Undergraduate linear algebra, probability and signal processing, understanding of modern (state space) control theory


Course Description

Networked control systems are spatially distributed systems for which the communication between sensors, actuators and controllers is supported by communication networks. Recent advances in sensing, communication technologies and computer architecture have led to the rapid growth of cost effective and low power devices, which dramatically increases the adaptability, efficiency and functionality of the control systems. However, networked control systems also introduce new challenges, as the information becomes local to each node and the information sharing between nodes may subject to network effects such as packet drop or delay.

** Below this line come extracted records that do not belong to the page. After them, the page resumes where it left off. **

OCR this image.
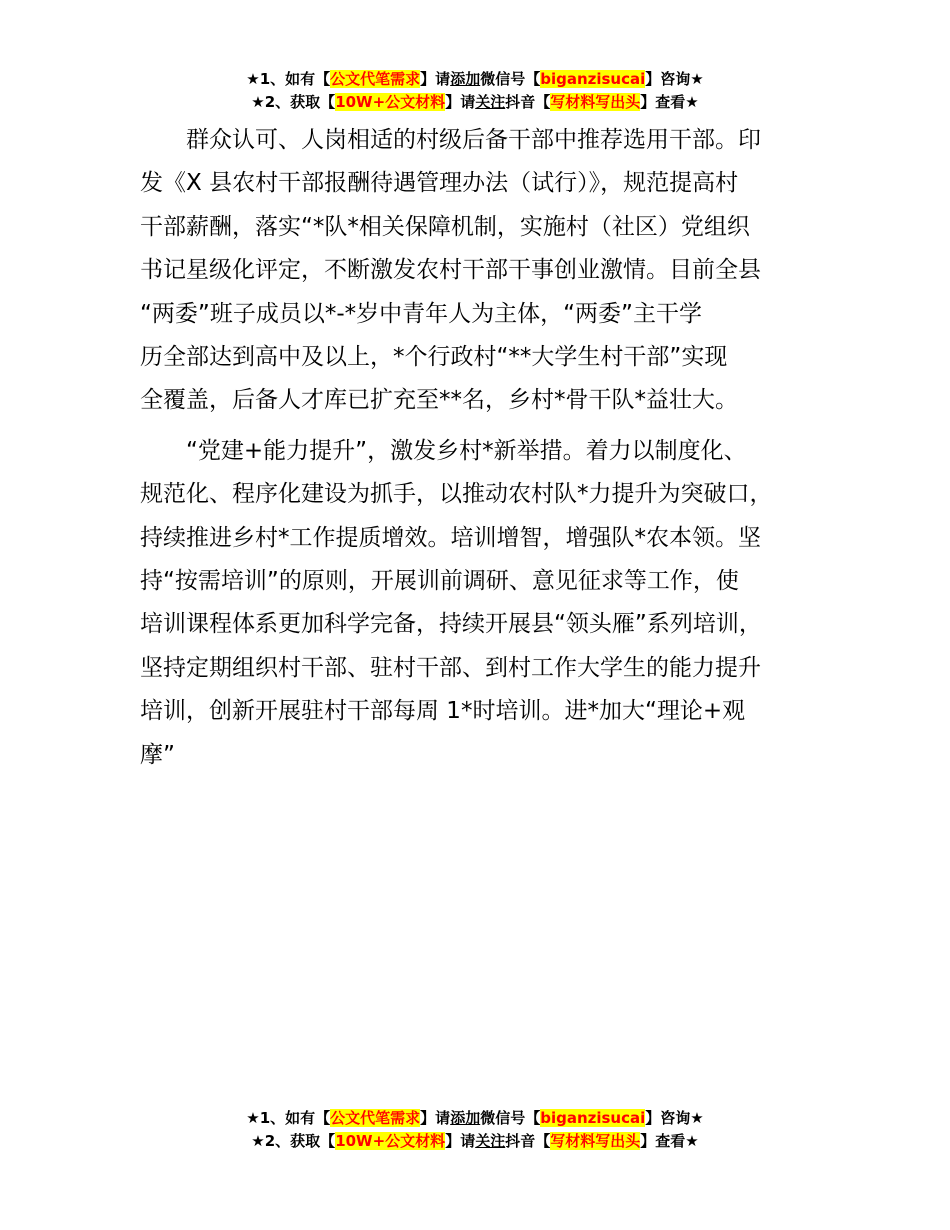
★1、如有【公文代笔需求】请添加微信号【biganzisucai】咨询★
★2、获取【10W+公文材料】请关注抖音【写材料写出头】查看★

群众认可、人岗相适的村级后备干部中推荐选用干部。印
发《X 县农村干部报酬待遇管理办法（试行）》，规范提高村
干部薪酬，落实“*队*相关保障机制，实施村（社区）党组织
书记星级化评定，不断激发农村干部干事创业激情。目前全县
“两委”班子成员以*-*岁中青年人为主体，“两委”主干学
历全部达到高中及以上，*个行政村“**大学生村干部”实现
全覆盖，后备人才库已扩充至**名，乡村*骨干队*益壮大。

“党建+能力提升”，激发乡村*新举措。着力以制度化、
规范化、程序化建设为抓手，以推动农村队*力提升为突破口，
持续推进乡村*工作提质增效。培训增智，增强队*农本领。坚
持“按需培训”的原则，开展训前调研、意见征求等工作，使
培训课程体系更加科学完备，持续开展县“领头雁”系列培训，
坚持定期组织村干部、驻村干部、到村工作大学生的能力提升
培训，创新开展驻村干部每周 1*时培训。进*加大“理论+观
摩”

★1、如有【公文代笔需求】请添加微信号【biganzisucai】咨询★
★2、获取【10W+公文材料】请关注抖音【写材料写出头】查看★
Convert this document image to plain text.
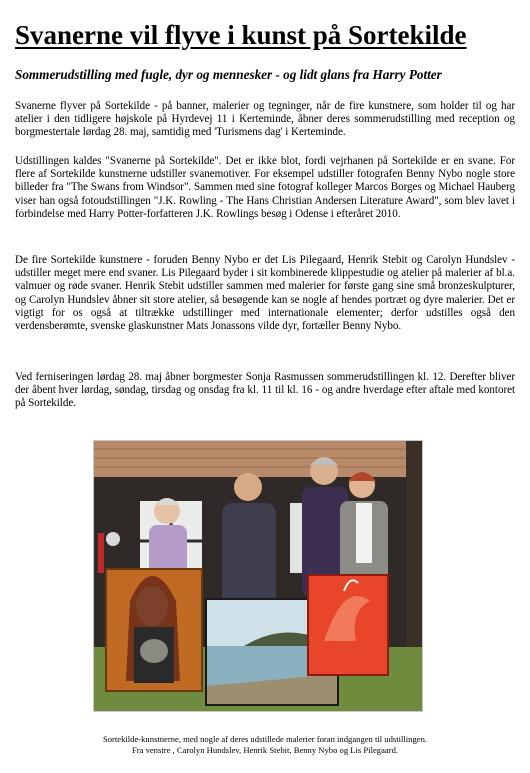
Svanerne vil flyve i kunst på Sortekilde
Sommerudstilling med fugle, dyr og mennesker - og lidt glans fra Harry Potter

Svanerne flyver på Sortekilde - på banner, malerier og tegninger, når de fire kunstnere, som holder til og har atelier i den tidligere højskole på Hyrdevej 11 i Kerteminde, åbner deres sommerudstilling med reception og borgmestertale lørdag 28. maj, samtidig med 'Turismens dag' i Kerteminde.

Udstillingen kaldes "Svanerne på Sortekilde". Det er ikke blot, fordi vejrhanen på Sortekilde er en svane. For flere af Sortekilde kunstnerne udstiller svanemotiver. For eksempel udstiller fotografen Benny Nybo nogle store billeder fra "The Swans from Windsor". Sammen med sine fotograf kolleger Marcos Borges og Michael Hauberg viser han også fotoudstillingen "J.K. Rowling - The Hans Christian Andersen Literature Award", som blev lavet i forbindelse med Harry Potter-forfatteren J.K. Rowlings besøg i Odense i efteråret 2010.

De fire Sortekilde kunstnere - foruden Benny Nybo er det Lis Pilegaard, Henrik Stebit og Carolyn Hundslev - udstiller meget mere end svaner. Lis Pilegaard byder i sit kombinerede klippestudie og atelier på malerier af bl.a. valmuer og røde svaner. Henrik Stebit udstiller sammen med malerier for første gang sine små bronzeskulpturer, og Carolyn Hundslev åbner sit store atelier, så besøgende kan se nogle af hendes portræt og dyre malerier. Det er vigtigt for os også at tiltrække udstillinger med internationale elementer; derfor udstilles også den verdensberømte, svenske glaskunstner Mats Jonassons vilde dyr, fortæller Benny Nybo.

Ved ferniseringen lørdag 28. maj åbner borgmester Sonja Rasmussen sommerudstillingen kl. 12. Derefter bliver der åbent hver lørdag, søndag, tirsdag og onsdag fra kl. 11 til kl. 16 - og andre hverdage efter aftale med kontoret på Sortekilde.

Sortekilde-kunstnerne, med nogle af deres udstillede malerier foran indgangen til udstillingen.
Fra venstre , Carolyn Hundslev, Henrik Stebit, Benny Nybo og Lis Pilegaard.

In this course, we will review several recent advancements in networked control theory. We first consider a centralized control scheme, where the communication between the sensor, the controller and the actuator is unreliable. We then move to distributed control schemes and analyze the consensus algorithm, as it is key for many distributed control applications. Next, we study the performance of a consensus-based distributed inference algorithm. Finally, we discuss the consensus algorithm in adversarial environment.

Course Goals

  • Understanding of some new topics in the area of networked control theory
  • Understanding of techniques, such as Riccati equation, non-negative matrix theory, large deviation and linear structured system theory, which could be useful for other areas of research

Syllabus

  • Estimation and Control over Networks: Classical Kalman Filtering, Algebraic Riccati Equations, Estimation and Control over Lossy Networks
  • Distributed Control: Non-negative Matrix, Perron-Frobenius Theorem, Average Consensus, Randomized Gossip Algorithm, Convergence Rate, Consensus with Additive Noise
  • Distributed Inference: Hypothesis Testing, Large Deviation (Chernoff’s Lemma and Cramer’s Theorem), Asymptotic Performance of Distributed Hypothesis Testing
  • Security: Fault Detection and Identification, Generic Properties of Linear Structured Systems, Detectabiliy and Identifiability of Malicious Nodes in Consensus Algorithms.

Course Administration

There is no required homework and no midterm or final exam. Course grades will be based on a research presentation.